28 May 2024

Is it acceptable to use emojis at work?

9:39 am on 28 May 2024
09 July 2020, Berlin: Different emojis are shown on a tablet. From meanwhile more than 3000 different Emojis you can find the right Emoji for almost every occasion. Photo: Jörg Carstensen/dpa (Photo by Jörg Carstensen / DPA / dpa Picture-Alliance via AFP)

Photo: Jörg Carstensen / dpa Picture-Alliance via AFP

A poll surveying 1300 New Zealand workers has found that a majority had congratulated a colleague by using an emoji.

Frog Recruitment's managing director Shannon Barlow told Morning Report that using emojis is really commonplace in the workplace, with over 75 percent of people regularly using them in day-to-day work.

But some emojis can get people into trouble, with a generational gap in how emojis are interpreted.

A thumbs up emoji can be used to acknowledge a message, or to save some time by not having to write out a response.

But a thumbs up might be interpreted the wrong way, depending on which generation you belong to.

"Particularly by your Gen Z or Millennials, they might be interpreting that (the thumbs up emoji) as a bit of a passive aggressive brush off," Barlow said.

One Morning Report listener texted in to say, "thumbs up could be interpreted as - that's the end of our chat. Either a nice finale or a I've had enough and can't be bothered to write words anymore."
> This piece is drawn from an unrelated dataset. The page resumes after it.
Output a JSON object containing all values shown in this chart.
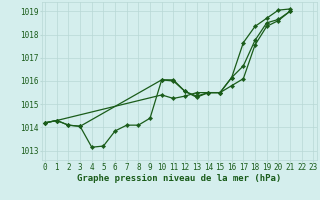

While another listener was shocked to find out how emojis could be misinterpreted.

"I'm in my mid 70s and find emojis very useful for quick responses. To hear the thumbs up emoji has some sinister or negative connotation tells me the world's gone mad!"

Barlow said that it was important to take into account who you were messaging when using emojis.

"Depending on the message you might want to take that extra time and put some words in there."

While the thumbs up emoji may cause some confusion, there were some emojis that shouldn't be used in the workplace.

"I guess you can consider the emojis as a kind of digital language in their own right. Like learning any language, you've really got to be careful that your message doesn't get lost in translation."

Barlow highlighted that "the double meanings of some seemingly innocent fruit and vegetables can get you into a lot of trouble".

"You need to make sure that it's appropriate and you're sure how it's going to be interpreted so that your message comes across as intended and not the opposite."

Barlow also suggested that how emojis were interpreted could change over time, so it was important to keep up to date on the meaning of emojis.

"You've got to keep up with the times to make sure that your innocent message doesn't turn into something else."

While emoji use was common in the workplace, Barlow said they were used more for internal communication than with customers.